Logan: The Honorable Life and Scandalous Death of a Western Lawman, by Jackie Boor, Cable Publishing, Brule, Wis., 2014, $25.95
Born in Franktown, Nevada in 1861, Thomas Walter Logan grew up to see the territory achieve statehood, undergo a series of booms and busts and enter the 20th century at a time of profound change for the nation. Amid that change, on January 3, 1899, Tom Logan, the 37-year-old father of six daughters and a son, was sworn in as the 11th sheriff of Nye County. Operating from the county seat of Belmont, his task was to uphold the law in a region of mountains and desert the size of New Hampshire and New Jersey combined.
In contrast to so many lawmen who shot first and asked questions later, Sheriff Logan performed his duties with gunplay strictly as a last resort. The Tonopah Daily Sun recorded an incident in which a drunken Wyatt Earp slapped wife Josie and, when a young miner tried to intervene, ran to the saloon he then owned in town and returned with two six-guns in hand. “Tom Logan was told of the row,” the account said, “and he hastened at once to the scene. Pushing his way to the center of the mass, he caught Earp by arm and, without raising his voice, talked him into giving up his guns.…It was a common occurrence. The man did not know what fear was, and he always tried to stop trouble by peaceful means, although there was not better hand with a gun in this country than he.”
It is just another of history’s sad ironies that this lawman, reputedly without fear and without reproach, met his end in a house of ill-repute, with whose madam he had spent the night, and who he was protecting from an unruly customer who violently refused to leave on the morning of April 7, 1906. After Logan was shot five times by Walter Barieau, his last act, true to form, was to prevent the piano player who came to his aid from shooting his assailant, thus averting further bloodshed.

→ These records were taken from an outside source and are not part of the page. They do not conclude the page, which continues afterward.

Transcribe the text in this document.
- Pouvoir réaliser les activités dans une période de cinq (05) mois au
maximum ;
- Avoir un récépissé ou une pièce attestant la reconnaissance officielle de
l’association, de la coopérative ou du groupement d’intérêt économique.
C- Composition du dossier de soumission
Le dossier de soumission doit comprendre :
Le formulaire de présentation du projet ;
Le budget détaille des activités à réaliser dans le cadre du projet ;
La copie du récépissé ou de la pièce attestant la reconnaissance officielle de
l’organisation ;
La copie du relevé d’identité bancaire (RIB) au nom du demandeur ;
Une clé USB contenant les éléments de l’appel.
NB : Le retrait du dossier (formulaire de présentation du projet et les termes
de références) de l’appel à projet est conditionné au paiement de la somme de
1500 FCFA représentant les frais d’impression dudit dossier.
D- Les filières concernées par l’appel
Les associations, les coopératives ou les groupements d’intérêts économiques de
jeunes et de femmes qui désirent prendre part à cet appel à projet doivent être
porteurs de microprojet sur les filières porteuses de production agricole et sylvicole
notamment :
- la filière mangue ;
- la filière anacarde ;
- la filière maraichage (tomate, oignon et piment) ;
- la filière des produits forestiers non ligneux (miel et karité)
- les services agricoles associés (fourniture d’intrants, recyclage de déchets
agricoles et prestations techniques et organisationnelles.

Jackie Boor’s biography uses a wealth of available documentation to revive the memory of her great-grandfather and re-create his life and times, his family and the Nevada county that grew up around him. She bestows equally ample details upon his postmortem—consequences to the family and the people he knew, and the trial of the murderer, whose outcome many thought as astonishing and scandalous as Logan’s death. For those who may have overlooked him, as well as the history of the state he served, Logan should catch you up on both counts.